About The Film
BROTHER OUTSIDER: THE
LIFE OF BAYARD RUSTIN
has received major funding from the Independent Television Service, the National Black Programming Consortium, the National Endowment for the Humanities, and a number of private foundations and funders (see list).
Style and approach
BROTHER OUTSIDER takes a multifaceted approach to the material, reflecting the complexity of Rustin’s story. This feature-length portrait unfolds both chronologically and thematically, using interviews and traditional documentary techniques, as well as experimental approaches. The work of Marlon Riggs and the pastiche quality of his groundbreaking documentaries have inspired the production team. The historical aspects of the piece are based on meticulous primary research in the Rustin papers and other archives, and will incorporate elements such as archival footage, stills, posters and broadsheets, government propaganda films, paintings, and other cultural artifacts.

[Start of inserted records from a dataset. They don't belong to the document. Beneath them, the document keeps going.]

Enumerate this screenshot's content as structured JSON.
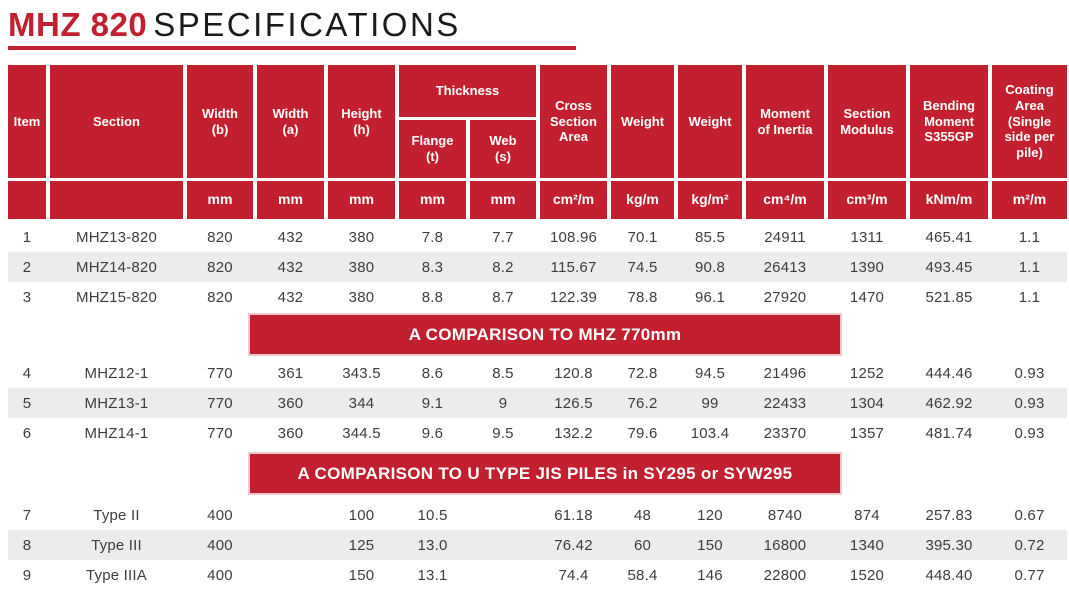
{
  "page": {
    "colors": {
      "accent": "#C2202F",
      "stripe": "#ECECEC",
      "banner_border": "#F0C8CC",
      "body_text": "#3D3D3D",
      "title_text": "#1B1B1B"
    },
    "title_red": "MHZ 820",
    "title_rest": "SPECIFICATIONS"
  },
  "table": {
    "header": {
      "item": "Item",
      "section": "Section",
      "width_b": "Width\n(b)",
      "width_a": "Width\n(a)",
      "height_h": "Height\n(h)",
      "thickness": "Thickness",
      "flange_t": "Flange\n(t)",
      "web_s": "Web\n(s)",
      "cross_section_area": "Cross\nSection\nArea",
      "weight_kg_m": "Weight",
      "weight_kg_m2": "Weight",
      "moment_of_inertia": "Moment\nof Inertia",
      "section_modulus": "Section\nModulus",
      "bending_moment": "Bending\nMoment\nS355GP",
      "coating_area": "Coating\nArea\n(Single\nside per\npile)"
    },
    "units": [
      "",
      "",
      "mm",
      "mm",
      "mm",
      "mm",
      "mm",
      "cm²/m",
      "kg/m",
      "kg/m²",
      "cm⁴/m",
      "cm³/m",
      "kNm/m",
      "m²/m"
    ],
    "banners": [
      "A COMPARISON TO MHZ 770mm",
      "A COMPARISON TO U TYPE JIS PILES in SY295 or SYW295"
    ],
    "rows": [
      {
        "cells": [
          "1",
          "MHZ13-820",
          "820",
          "432",
          "380",
          "7.8",
          "7.7",
          "108.96",
          "70.1",
          "85.5",
          "24911",
          "1311",
          "465.41",
          "1.1"
        ]
      },
      {
        "cells": [
          "2",
          "MHZ14-820",
          "820",
          "432",
          "380",
          "8.3",
          "8.2",
          "115.67",
          "74.5",
          "90.8",
          "26413",
          "1390",
          "493.45",
          "1.1"
        ]
      },
      {
        "cells": [
          "3",
          "MHZ15-820",
          "820",
          "432",
          "380",
          "8.8",
          "8.7",
          "122.39",
          "78.8",
          "96.1",
          "27920",
          "1470",
          "521.85",
          "1.1"
        ]
      },
      {
        "cells": [
          "4",
          "MHZ12-1",
          "770",
          "361",
          "343.5",
          "8.6",
          "8.5",
          "120.8",
          "72.8",
          "94.5",
          "21496",
          "1252",
          "444.46",
          "0.93"
        ]
      },
      {
        "cells": [
          "5",
          "MHZ13-1",
          "770",
          "360",
          "344",
          "9.1",
          "9",
          "126.5",
          "76.2",
          "99",
          "22433",
          "1304",
          "462.92",
          "0.93"
        ]
      },
      {
        "cells": [
          "6",
          "MHZ14-1",
          "770",
          "360",
          "344.5",
          "9.6",
          "9.5",
          "132.2",
          "79.6",
          "103.4",
          "23370",
          "1357",
          "481.74",
          "0.93"
        ]
      },
      {
        "cells": [
          "7",
          "Type II",
          "400",
          "",
          "100",
          "10.5",
          "",
          "61.18",
          "48",
          "120",
          "8740",
          "874",
          "257.83",
          "0.67"
        ]
      },
      {
        "cells": [
          "8",
          "Type III",
          "400",
          "",
          "125",
          "13.0",
          "",
          "76.42",
          "60",
          "150",
          "16800",
          "1340",
          "395.30",
          "0.72"
        ]
      },
      {
        "cells": [
          "9",
          "Type IIIA",
          "400",
          "",
          "150",
          "13.1",
          "",
          "74.4",
          "58.4",
          "146",
          "22800",
          "1520",
          "448.40",
          "0.77"
        ]
      }
    ]
  }
}
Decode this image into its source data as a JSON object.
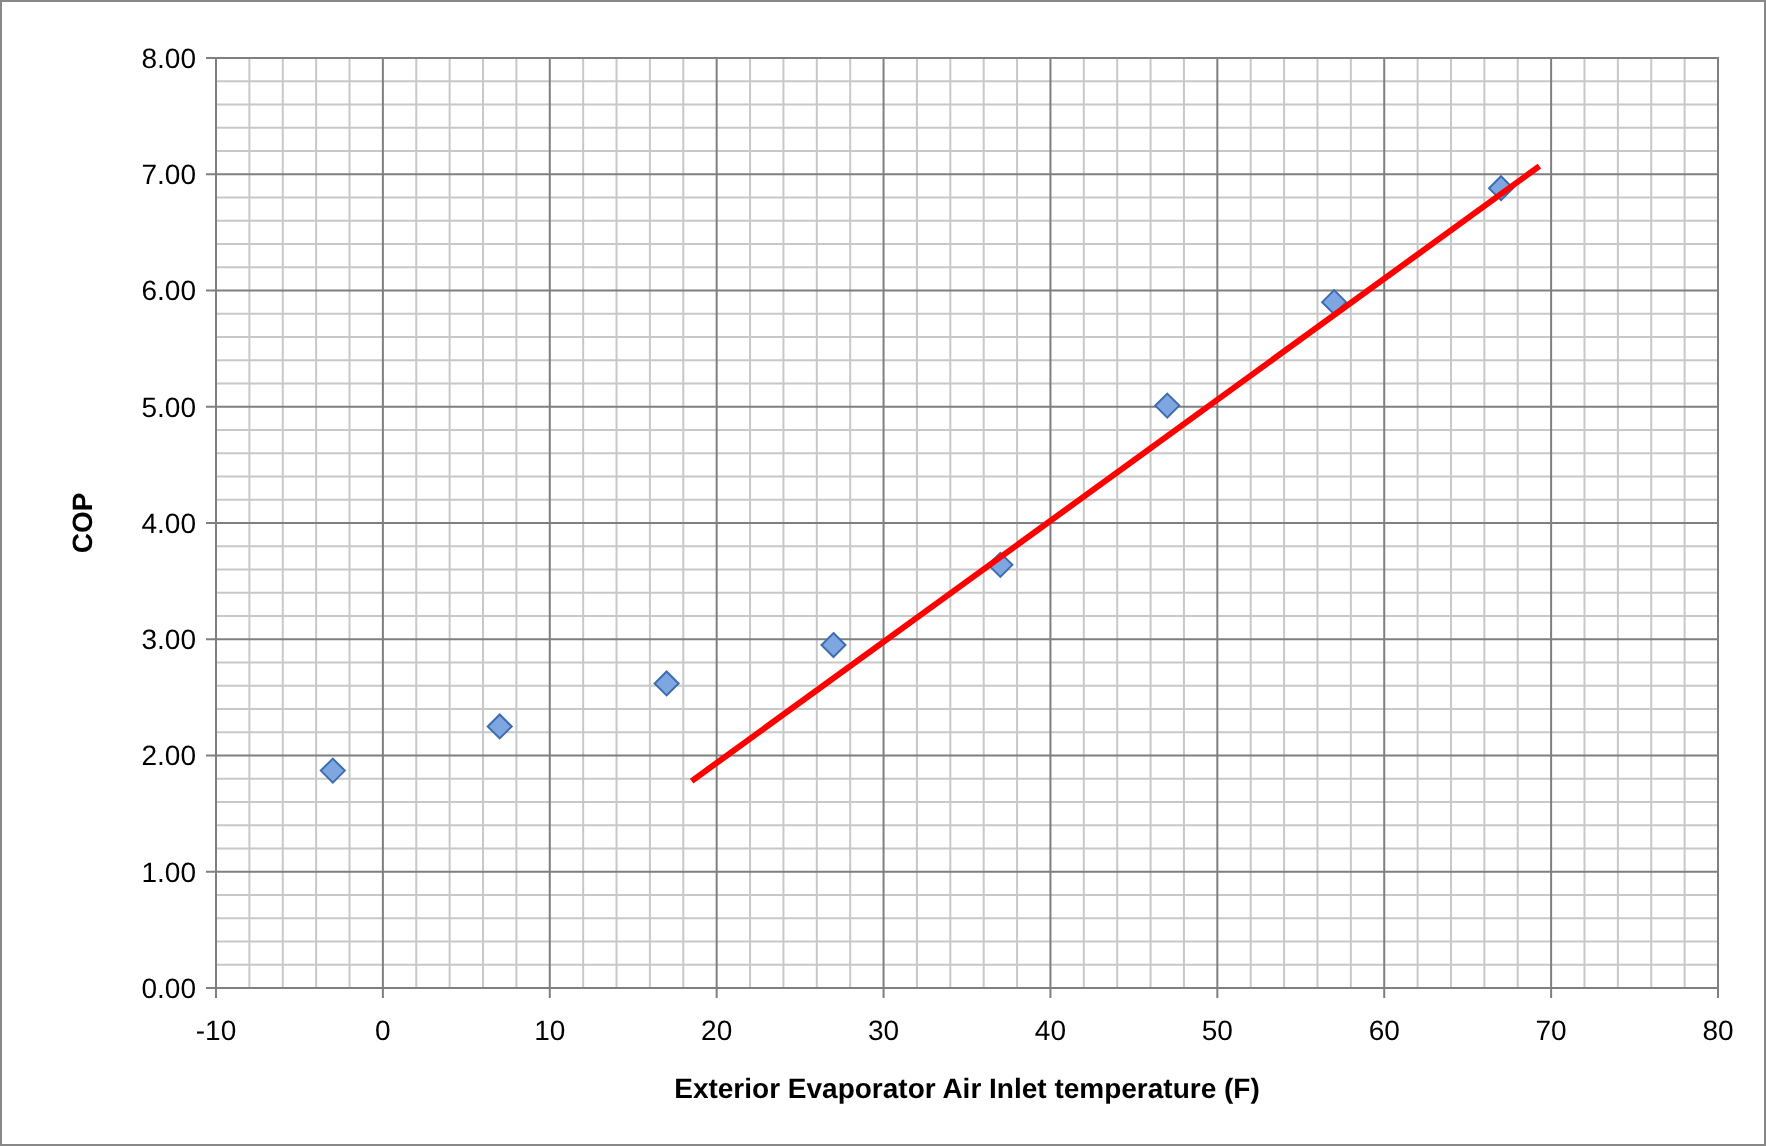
{
  "chart_data": {
    "type": "scatter",
    "xlabel": "Exterior Evaporator Air Inlet temperature (F)",
    "ylabel": "COP",
    "xlim": [
      -10,
      80
    ],
    "xticks": [
      -10,
      0,
      10,
      20,
      30,
      40,
      50,
      60,
      70,
      80
    ],
    "ylim": [
      0,
      8
    ],
    "yticks": [
      {
        "value": 0,
        "label": "0.00"
      },
      {
        "value": 1,
        "label": "1.00"
      },
      {
        "value": 2,
        "label": "2.00"
      },
      {
        "value": 3,
        "label": "3.00"
      },
      {
        "value": 4,
        "label": "4.00"
      },
      {
        "value": 5,
        "label": "5.00"
      },
      {
        "value": 6,
        "label": "6.00"
      },
      {
        "value": 7,
        "label": "7.00"
      },
      {
        "value": 8,
        "label": "8.00"
      }
    ],
    "grid": true,
    "series": [
      {
        "color": "#7ea6e0",
        "marker": "diamond",
        "x": [
          -3,
          7,
          17,
          27,
          37,
          47,
          57,
          67
        ],
        "values": [
          1.87,
          2.25,
          2.62,
          2.95,
          3.64,
          5.01,
          5.9,
          6.88
        ]
      },
      {
        "type": "line",
        "color": "#ff0000",
        "marker": "none",
        "line_style": "solid",
        "x": [
          18.5,
          69.3
        ],
        "values": [
          1.78,
          7.07
        ]
      }
    ]
  }
}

Though Bayard Rustin did not keep a journal, the film uses his first-person voice wherever possible, gleaned from his extensive writings (compiled in the volume Down the Line, published in 1971, and other unpublished collections), papers and personal correspondence, and numerous recorded interviews. The extensive oral interviews conducted by the Columbia University Oral History Research Project constitute a primary recorded source of Rustin’s reflections and perspectives.
Beyond this, Rustin’s and other first-person voices contrast with excerpts from Rustin’s FBI files, which present J. Edgar Hoover’s view of Rustin as a “suspected communist and known homosexual subversive.” BROTHER OUTSIDER creates an aesthetic that reflects Rustin’s position as an outsider, a troublemaker and an eloquent speaker who refused to be silenced.